Verordnung über den Schutz des Landschaftsteils Aischwang bei Reichenbach a.H. vom 06.04.1938 (Spaichinger Tagblatt vom 08.04.1938).

Auf Grund der §§ 5 und 19 des Reichsnaturschutzgesetzes vom 26. Juni 1935 (RGBl. I S. 821), sowie des § 13 der Durchführungsverordnung hierzu vom 31. Oktober 1935 (RGBl. I S. 1275) wird mit Ermächtigung der oberen Naturschutzbehörde folgendes verordnet:

§ 1

Der in der Landschaftsschutzkarte bei der unteren Naturschutzbehörde in Spaichingen eingetragene Landschaftsteil "Aischwang" im Bereich der Markung Reichenbach a.H. wird mit dem Tage der Bekanntgabe dieser Verordnung dem Schutz des Reichsnaturschutzgesetzes unterstellt.

§ 2

Der Landschaftsteil ist eingeteilt in den östlichen Teil A (11,0 ha) und den westlichen Teil B (6,5 ha). Er ist in der Landschaftsschutzkarte durch besondere Umrahmung kenntlich gemacht. In Teil A und B ist verboten, Veränderungen vorzunehmen, die geeignet sind, die Natur zu schädigen, den Naturgenuß zu beeinträchtigen oder das Landschaftsbild zu verunstalten. Hierunter fällt die Anlage von Bauwerken aller Art, von Müll und Schuttplätzen, von Steinbrüchen, sowie das Anbringen von Inschriften und Reklametafeln usw.

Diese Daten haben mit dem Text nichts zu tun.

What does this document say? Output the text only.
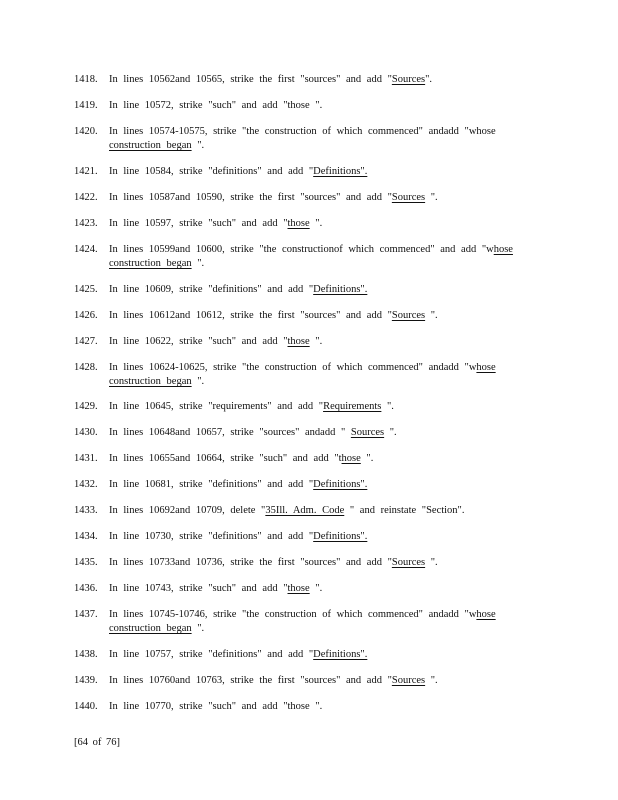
1418.	In lines 10562and 10565, strike the first "sources" and add "Sources".
1419.	In line 10572, strike "such" and add "those ".
1420.	In lines 10574-10575, strike "the construction of which commenced" andadd "whose construction began ".
1421.	In line 10584, strike "definitions" and add "Definitions".
1422.	In lines 10587and 10590, strike the first "sources" and add "Sources ".
1423.	In line 10597, strike "such" and add "those ".
1424.	In lines 10599and 10600, strike "the constructionof which commenced" and add "whose construction began ".
1425.	In line 10609, strike "definitions" and add "Definitions".
1426.	In lines 10612and 10612, strike the first "sources" and add "Sources ".
1427.	In line 10622, strike "such" and add "those ".
1428.	In lines 10624-10625, strike "the construction of which commenced" andadd "whose construction began ".
1429.	In line 10645, strike "requirements" and add "Requirements ".
1430.	In lines 10648and 10657, strike "sources" andadd " Sources ".
1431.	In lines 10655and 10664, strike "such" and add "those ".
1432.	In line 10681, strike "definitions" and add "Definitions".
1433.	In lines 10692and 10709, delete "35Ill. Adm. Code " and reinstate "Section".
1434.	In line 10730, strike "definitions" and add "Definitions".
1435.	In lines 10733and 10736, strike the first "sources" and add "Sources ".
1436.	In line 10743, strike "such" and add "those ".
1437.	In lines 10745-10746, strike "the construction of which commenced" andadd "whose construction began ".
1438.	In line 10757, strike "definitions" and add "Definitions".
1439.	In lines 10760and 10763, strike the first "sources" and add "Sources ".
1440.	In line 10770, strike "such" and add "those ".
[64 of 76]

In Teil A ist jede Holznutzung verboten. In Teil B ist eine femelartige Holznutzung zugelassen, wobei auf die Erhaltung schöner, urwüchsiger Bäume besonders zu achten ist. Das Auszeichnen des Holzes hat durch das Forstamt Wehingen zu geschehen.

Die Ausübung der Jagd und der Schafweide ist in beiden Teilen gestattet.

§ 3

Ausnahmen von den Vorschriften dieser Verordnung können von mir in besonderen Fällen zugelassen werden.

§ 4

Wer den Bestimmungen dieser Verordnung zuwiderhandelt, wird nach den §§ 21 und 22 des RNG vom 26.06.1935 und dem § 16 der Durchführungsverordnung hierzu vom 31.10.1935 bestraft, soweit nicht schärfere Strafbestimmungen anzuwenden sind.

§ 5

Diese Verordnung tritt mit ihrer Bekanntgabe im Spaichinger Tagblatt in Kraft.